Two patterns dominated that snapshot:

Closure callbacks per element. list_map_filter allocates ~2,725 bytes and ~5,450 ops per iteration's worth of map+filter calls — the per-callback VmEnv clone-on-call probe (bench_vmenv_clone) shows each call constructs a fresh capture environment even for closures with zero captures. #2086 removed the per-callback boxed future and mem::take isolation, and the later method/call-argument work reduced the remaining callback dispatch overhead. Re-measure before filing more callback-specific work; the old list_map_filter numbers are no longer representative.
Rc::try_unwrap defeated by the slot/stack double-hold.

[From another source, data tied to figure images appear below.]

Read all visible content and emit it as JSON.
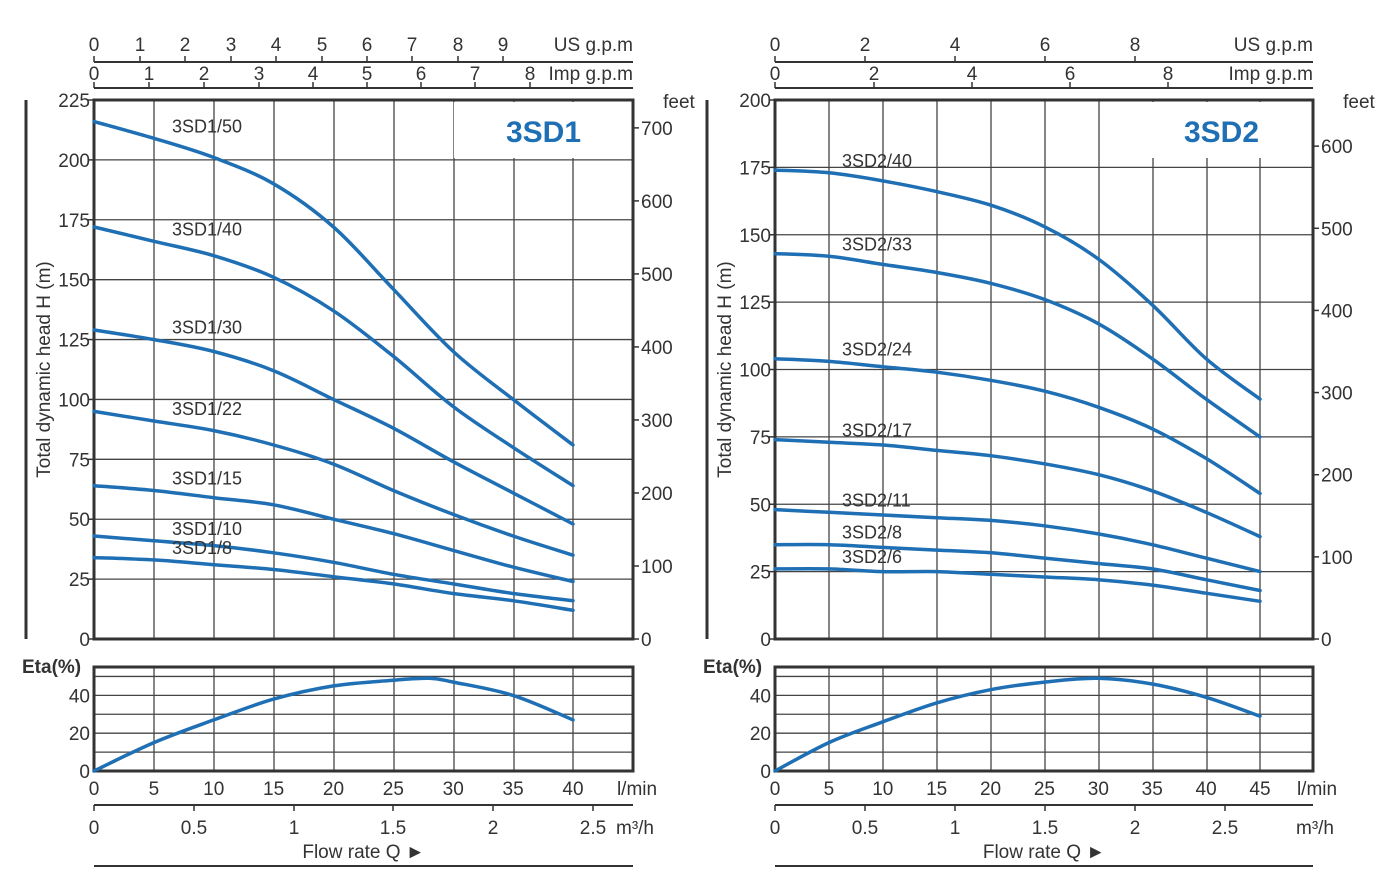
{
  "chart_data": [
    {
      "type": "line",
      "model": "3SD1",
      "flow_units": {
        "main": "l/min",
        "second": "m³/h",
        "us": "US g.p.m",
        "imp": "Imp g.p.m"
      },
      "head_units": {
        "left": "Total dynamic head H (m)",
        "right": "feet"
      },
      "xlabel": "Flow rate Q ►",
      "x_ticks_lmin": [
        "0",
        "5",
        "10",
        "15",
        "20",
        "25",
        "30",
        "35",
        "40"
      ],
      "x_ticks_m3h": [
        "0",
        "0.5",
        "1",
        "1.5",
        "2",
        "2.5"
      ],
      "x_ticks_us": [
        "0",
        "1",
        "2",
        "3",
        "4",
        "5",
        "6",
        "7",
        "8",
        "9"
      ],
      "x_ticks_imp": [
        "0",
        "1",
        "2",
        "3",
        "4",
        "5",
        "6",
        "7",
        "8"
      ],
      "xlim": [
        0,
        40
      ],
      "head_ticks": [
        "0",
        "25",
        "50",
        "75",
        "100",
        "125",
        "150",
        "175",
        "200",
        "225"
      ],
      "feet_ticks": [
        "0",
        "100",
        "200",
        "300",
        "400",
        "500",
        "600",
        "700"
      ],
      "ylim": [
        0,
        225
      ],
      "eta_label": "Eta(%)",
      "eta_ticks": [
        "0",
        "20",
        "40"
      ],
      "eta_ylim": [
        0,
        55
      ],
      "series": [
        {
          "name": "3SD1/50",
          "x": [
            0,
            5,
            10,
            15,
            20,
            25,
            30,
            35,
            40
          ],
          "y": [
            216,
            209,
            201,
            190,
            172,
            146,
            120,
            100,
            81
          ]
        },
        {
          "name": "3SD1/40",
          "x": [
            0,
            5,
            10,
            15,
            20,
            25,
            30,
            35,
            40
          ],
          "y": [
            172,
            166,
            160,
            151,
            137,
            118,
            97,
            80,
            64
          ]
        },
        {
          "name": "3SD1/30",
          "x": [
            0,
            5,
            10,
            15,
            20,
            25,
            30,
            35,
            40
          ],
          "y": [
            129,
            125,
            120,
            112,
            100,
            88,
            74,
            61,
            48
          ]
        },
        {
          "name": "3SD1/22",
          "x": [
            0,
            5,
            10,
            15,
            20,
            25,
            30,
            35,
            40
          ],
          "y": [
            95,
            91,
            87,
            81,
            73,
            62,
            52,
            43,
            35
          ]
        },
        {
          "name": "3SD1/15",
          "x": [
            0,
            5,
            10,
            15,
            20,
            25,
            30,
            35,
            40
          ],
          "y": [
            64,
            62,
            59,
            56,
            50,
            44,
            37,
            30,
            24
          ]
        },
        {
          "name": "3SD1/10",
          "x": [
            0,
            5,
            10,
            15,
            20,
            25,
            30,
            35,
            40
          ],
          "y": [
            43,
            41,
            39,
            36,
            32,
            27,
            23,
            19,
            16
          ]
        },
        {
          "name": "3SD1/8",
          "x": [
            0,
            5,
            10,
            15,
            20,
            25,
            30,
            35,
            40
          ],
          "y": [
            34,
            33,
            31,
            29,
            26,
            23,
            19,
            16,
            12
          ]
        }
      ],
      "eta": {
        "x": [
          0,
          5,
          10,
          15,
          20,
          25,
          28,
          30,
          35,
          40
        ],
        "y": [
          0,
          15,
          27,
          38,
          45,
          48,
          49,
          47,
          40,
          27
        ]
      }
    },
    {
      "type": "line",
      "model": "3SD2",
      "flow_units": {
        "main": "l/min",
        "second": "m³/h",
        "us": "US g.p.m",
        "imp": "Imp g.p.m"
      },
      "head_units": {
        "left": "Total dynamic head H (m)",
        "right": "feet"
      },
      "xlabel": "Flow rate Q ►",
      "x_ticks_lmin": [
        "0",
        "5",
        "10",
        "15",
        "20",
        "25",
        "30",
        "35",
        "40",
        "45"
      ],
      "x_ticks_m3h": [
        "0",
        "0.5",
        "1",
        "1.5",
        "2",
        "2.5"
      ],
      "x_ticks_us": [
        "0",
        "2",
        "4",
        "6",
        "8"
      ],
      "x_ticks_imp": [
        "0",
        "2",
        "4",
        "6",
        "8"
      ],
      "xlim": [
        0,
        45
      ],
      "head_ticks": [
        "0",
        "25",
        "50",
        "75",
        "100",
        "125",
        "150",
        "175",
        "200"
      ],
      "feet_ticks": [
        "0",
        "100",
        "200",
        "300",
        "400",
        "500",
        "600"
      ],
      "ylim": [
        0,
        200
      ],
      "eta_label": "Eta(%)",
      "eta_ticks": [
        "0",
        "20",
        "40"
      ],
      "eta_ylim": [
        0,
        55
      ],
      "series": [
        {
          "name": "3SD2/40",
          "x": [
            0,
            5,
            10,
            15,
            20,
            25,
            30,
            35,
            40,
            45
          ],
          "y": [
            174,
            173,
            170,
            166,
            161,
            153,
            141,
            124,
            104,
            89
          ]
        },
        {
          "name": "3SD2/33",
          "x": [
            0,
            5,
            10,
            15,
            20,
            25,
            30,
            35,
            40,
            45
          ],
          "y": [
            143,
            142,
            139,
            136,
            132,
            126,
            117,
            104,
            89,
            75
          ]
        },
        {
          "name": "3SD2/24",
          "x": [
            0,
            5,
            10,
            15,
            20,
            25,
            30,
            35,
            40,
            45
          ],
          "y": [
            104,
            103,
            101,
            99,
            96,
            92,
            86,
            78,
            67,
            54
          ]
        },
        {
          "name": "3SD2/17",
          "x": [
            0,
            5,
            10,
            15,
            20,
            25,
            30,
            35,
            40,
            45
          ],
          "y": [
            74,
            73,
            72,
            70,
            68,
            65,
            61,
            55,
            47,
            38
          ]
        },
        {
          "name": "3SD2/11",
          "x": [
            0,
            5,
            10,
            15,
            20,
            25,
            30,
            35,
            40,
            45
          ],
          "y": [
            48,
            47,
            46,
            45,
            44,
            42,
            39,
            35,
            30,
            25
          ]
        },
        {
          "name": "3SD2/8",
          "x": [
            0,
            5,
            10,
            15,
            20,
            25,
            30,
            35,
            40,
            45
          ],
          "y": [
            35,
            35,
            34,
            33,
            32,
            30,
            28,
            26,
            22,
            18
          ]
        },
        {
          "name": "3SD2/6",
          "x": [
            0,
            5,
            10,
            15,
            20,
            25,
            30,
            35,
            40,
            45
          ],
          "y": [
            26,
            26,
            25,
            25,
            24,
            23,
            22,
            20,
            17,
            14
          ]
        }
      ],
      "eta": {
        "x": [
          0,
          5,
          10,
          15,
          20,
          25,
          30,
          35,
          40,
          45
        ],
        "y": [
          0,
          15,
          26,
          36,
          43,
          47,
          49,
          46,
          39,
          29
        ]
      }
    }
  ]
}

The dict + dict operator already does Rc::try_unwrap for the unique case, but result = result + {[k]: v} always sees the slot still holding the value while the operator runs (slot ref + stack ref). The right answer is either a var <op>= rhs peephole that emits a "swap-take" sequence, or a compiler pass that moves a slot value onto the stack when it knows the slot is about to be overwritten. Cheaper interim is to keep migrating Harn helpers to subscript-store (now allocation-free) instead of the + accumulator.

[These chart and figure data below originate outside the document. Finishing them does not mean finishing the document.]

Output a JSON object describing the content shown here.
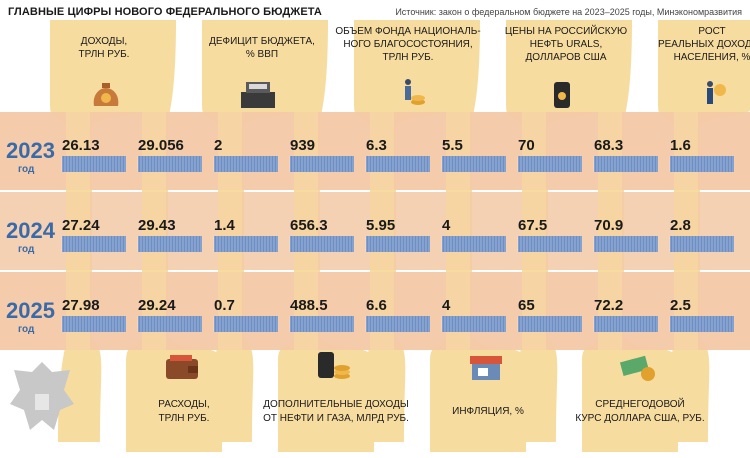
{
  "header": {
    "title": "ГЛАВНЫЕ ЦИФРЫ НОВОГО ФЕДЕРАЛЬНОГО БЮДЖЕТА",
    "source": "Источник: закон о федеральном бюджете на 2023–2025 годы, Минэкономразвития"
  },
  "year_suffix": "год",
  "colors": {
    "ribbon": "#f7dca0",
    "row_bg": "#f3c9a6",
    "bar": "#6e8fc4",
    "year": "#3a6aa8"
  },
  "chart_data": {
    "type": "table",
    "years": [
      "2023",
      "2024",
      "2025"
    ],
    "indicators": [
      {
        "id": "income",
        "label_lines": [
          "ДОХОДЫ,",
          "ТРЛН РУБ."
        ],
        "position": "top",
        "icon": "money-bag-icon",
        "values": [
          "26.13",
          "27.24",
          "27.98"
        ]
      },
      {
        "id": "expenses",
        "label_lines": [
          "РАСХОДЫ,",
          "ТРЛН РУБ."
        ],
        "position": "bottom",
        "icon": "wallet-icon",
        "values": [
          "29.056",
          "29.43",
          "29.24"
        ]
      },
      {
        "id": "deficit",
        "label_lines": [
          "ДЕФИЦИТ БЮДЖЕТА,",
          "% ВВП"
        ],
        "position": "top",
        "icon": "cash-register-icon",
        "values": [
          "2",
          "1.4",
          "0.7"
        ]
      },
      {
        "id": "oilgas",
        "label_lines": [
          "ДОПОЛНИТЕЛЬНЫЕ ДОХОДЫ",
          "ОТ НЕФТИ И ГАЗА, МЛРД РУБ."
        ],
        "position": "bottom",
        "icon": "oil-barrel-coins-icon",
        "values": [
          "939",
          "656.3",
          "488.5"
        ]
      },
      {
        "id": "nwf",
        "label_lines": [
          "ОБЪЕМ ФОНДА НАЦИОНАЛЬ-",
          "НОГО БЛАГОСОСТОЯНИЯ,",
          "ТРЛН РУБ."
        ],
        "position": "top",
        "icon": "person-coins-icon",
        "values": [
          "6.3",
          "5.95",
          "6.6"
        ]
      },
      {
        "id": "inflation",
        "label_lines": [
          "ИНФЛЯЦИЯ, %"
        ],
        "position": "bottom",
        "icon": "shop-icon",
        "values": [
          "5.5",
          "4",
          "4"
        ]
      },
      {
        "id": "urals",
        "label_lines": [
          "ЦЕНЫ НА РОССИЙСКУЮ",
          "НЕФТЬ URALS,",
          "ДОЛЛАРОВ США"
        ],
        "position": "top",
        "icon": "oil-barrel-icon",
        "values": [
          "70",
          "67.5",
          "65"
        ]
      },
      {
        "id": "usd",
        "label_lines": [
          "СРЕДНЕГОДОВОЙ",
          "КУРС ДОЛЛАРА США, РУБ."
        ],
        "position": "bottom",
        "icon": "banknotes-coins-icon",
        "values": [
          "68.3",
          "70.9",
          "72.2"
        ]
      },
      {
        "id": "income_growth",
        "label_lines": [
          "РОСТ",
          "РЕАЛЬНЫХ ДОХОДОВ",
          "НАСЕЛЕНИЯ, %"
        ],
        "position": "top",
        "icon": "person-ruble-icon",
        "values": [
          "1.6",
          "2.8",
          "2.5"
        ]
      }
    ]
  }
}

Workflow-bundle export profile

bench_workflow_bundle exercises the validation + graph normalization + portable-bundle export path (crates/harn-vm/src/orchestration/workflow_bundle.rs). Allocation counts on a representative 6-node, 4-trigger, 2-connector, 2-capsule fixture:

stage	alloc/run	bytes/run	criterion median
validate	205	86 KB	18 µs
preview	2,567	310 KB	102 µs
export_graph	2,408	277 KB	88 µs

export_workflow_bundle_graph clones every per-node editable_fields slot once into the node and once into the global list. Those clones are correctness-preserving today (the global list is sorted afterwards), but they're an obvious follow-up if this gets hot in real CI loads. Numbers here are baseline for the new fixture; reproduce with cargo bench -p harn-orchestration-perf --bench bench_workflow_bundle.

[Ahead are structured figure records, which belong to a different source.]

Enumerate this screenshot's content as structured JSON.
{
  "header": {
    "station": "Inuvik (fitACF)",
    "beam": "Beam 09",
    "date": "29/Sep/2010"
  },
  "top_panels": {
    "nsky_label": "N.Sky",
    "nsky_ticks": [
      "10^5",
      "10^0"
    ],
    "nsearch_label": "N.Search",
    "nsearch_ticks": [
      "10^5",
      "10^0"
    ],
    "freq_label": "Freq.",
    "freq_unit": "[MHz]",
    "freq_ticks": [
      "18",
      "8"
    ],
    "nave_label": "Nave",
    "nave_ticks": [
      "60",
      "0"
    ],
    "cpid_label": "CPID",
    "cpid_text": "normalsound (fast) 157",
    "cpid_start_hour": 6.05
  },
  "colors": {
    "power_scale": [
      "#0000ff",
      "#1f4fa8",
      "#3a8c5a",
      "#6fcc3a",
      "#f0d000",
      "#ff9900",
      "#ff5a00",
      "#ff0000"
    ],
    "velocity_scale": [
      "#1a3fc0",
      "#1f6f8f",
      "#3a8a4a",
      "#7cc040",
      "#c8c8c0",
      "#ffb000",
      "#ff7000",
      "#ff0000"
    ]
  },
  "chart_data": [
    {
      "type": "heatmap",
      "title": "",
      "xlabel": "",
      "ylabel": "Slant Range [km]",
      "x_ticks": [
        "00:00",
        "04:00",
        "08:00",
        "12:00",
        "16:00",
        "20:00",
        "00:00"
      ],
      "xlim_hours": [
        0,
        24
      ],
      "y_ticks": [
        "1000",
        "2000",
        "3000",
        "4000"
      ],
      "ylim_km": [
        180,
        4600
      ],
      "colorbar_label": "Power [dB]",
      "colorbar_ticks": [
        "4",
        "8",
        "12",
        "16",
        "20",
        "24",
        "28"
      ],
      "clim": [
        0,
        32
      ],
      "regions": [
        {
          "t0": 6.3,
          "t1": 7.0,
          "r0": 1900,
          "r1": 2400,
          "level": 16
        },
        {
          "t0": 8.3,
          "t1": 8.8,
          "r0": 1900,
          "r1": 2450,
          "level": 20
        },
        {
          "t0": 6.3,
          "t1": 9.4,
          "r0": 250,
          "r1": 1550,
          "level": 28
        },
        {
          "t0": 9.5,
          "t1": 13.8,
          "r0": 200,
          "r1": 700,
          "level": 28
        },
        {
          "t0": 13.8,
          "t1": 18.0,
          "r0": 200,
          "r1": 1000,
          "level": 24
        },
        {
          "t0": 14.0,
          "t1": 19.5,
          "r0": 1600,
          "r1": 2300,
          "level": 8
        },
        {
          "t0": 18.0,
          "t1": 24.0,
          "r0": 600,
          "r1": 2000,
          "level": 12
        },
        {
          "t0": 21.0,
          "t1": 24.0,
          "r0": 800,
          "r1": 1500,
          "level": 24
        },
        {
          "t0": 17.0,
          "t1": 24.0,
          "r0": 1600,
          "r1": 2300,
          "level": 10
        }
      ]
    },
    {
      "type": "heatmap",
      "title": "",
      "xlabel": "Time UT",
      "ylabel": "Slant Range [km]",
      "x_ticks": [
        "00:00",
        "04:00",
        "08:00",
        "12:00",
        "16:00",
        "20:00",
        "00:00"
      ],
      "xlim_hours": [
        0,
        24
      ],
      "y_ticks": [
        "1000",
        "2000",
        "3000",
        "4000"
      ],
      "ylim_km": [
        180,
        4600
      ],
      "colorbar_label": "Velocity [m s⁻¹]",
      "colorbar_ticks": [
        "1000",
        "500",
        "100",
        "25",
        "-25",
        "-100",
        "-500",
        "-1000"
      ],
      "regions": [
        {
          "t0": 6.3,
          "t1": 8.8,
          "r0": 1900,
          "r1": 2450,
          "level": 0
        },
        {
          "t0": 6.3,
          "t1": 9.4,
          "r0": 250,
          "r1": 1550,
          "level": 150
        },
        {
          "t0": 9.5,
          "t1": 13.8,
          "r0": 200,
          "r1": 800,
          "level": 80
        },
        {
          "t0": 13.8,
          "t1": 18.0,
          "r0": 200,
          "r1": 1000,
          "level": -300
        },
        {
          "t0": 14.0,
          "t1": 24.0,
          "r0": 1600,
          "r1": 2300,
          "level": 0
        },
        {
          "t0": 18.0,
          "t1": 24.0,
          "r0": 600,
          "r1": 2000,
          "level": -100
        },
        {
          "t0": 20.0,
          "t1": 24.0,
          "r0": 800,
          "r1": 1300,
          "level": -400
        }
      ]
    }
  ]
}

What's now realistic to port from Rust to Harn

With the option-builder cost paid natively and out[k] = v running allocation-free, several control-plane paths previously kept in Rust on performance grounds become reasonable Harn candidates:

Trigger preflight wiring. crates/harn-vm/src/triggers/dispatcher builds option dicts the same way connectors do; the bookkeeping is trivially expressible in Harn now that builder loops are cheap.
Workflow stage option assembly. assemble_stage_options in orchestration/stage_options.rs does dozens of small merge/filter_nil style merges on every stage start. Moving this to a Harn helper that delegates to __dict_* builtins keeps the Rust crate boundary clean for the actual orchestrator while pushing the editorial work into Harn.
Connector setup-status normalization. connectors/shared.harn already runs in Harn but used to be cost-prohibitive for high-fan-out trigger packs; the option-builder cost is no longer the bottleneck.

Areas still better served by Rust: workflow_bundle graph normalization (needs serde, deterministic sort, and SHA-256 digests in one place); agent tool dispatch (touches the host bridge and tool annotation cache); flow store atom emission (Ed25519 + SQLite). Profile reruns will tell us when any of those tip over.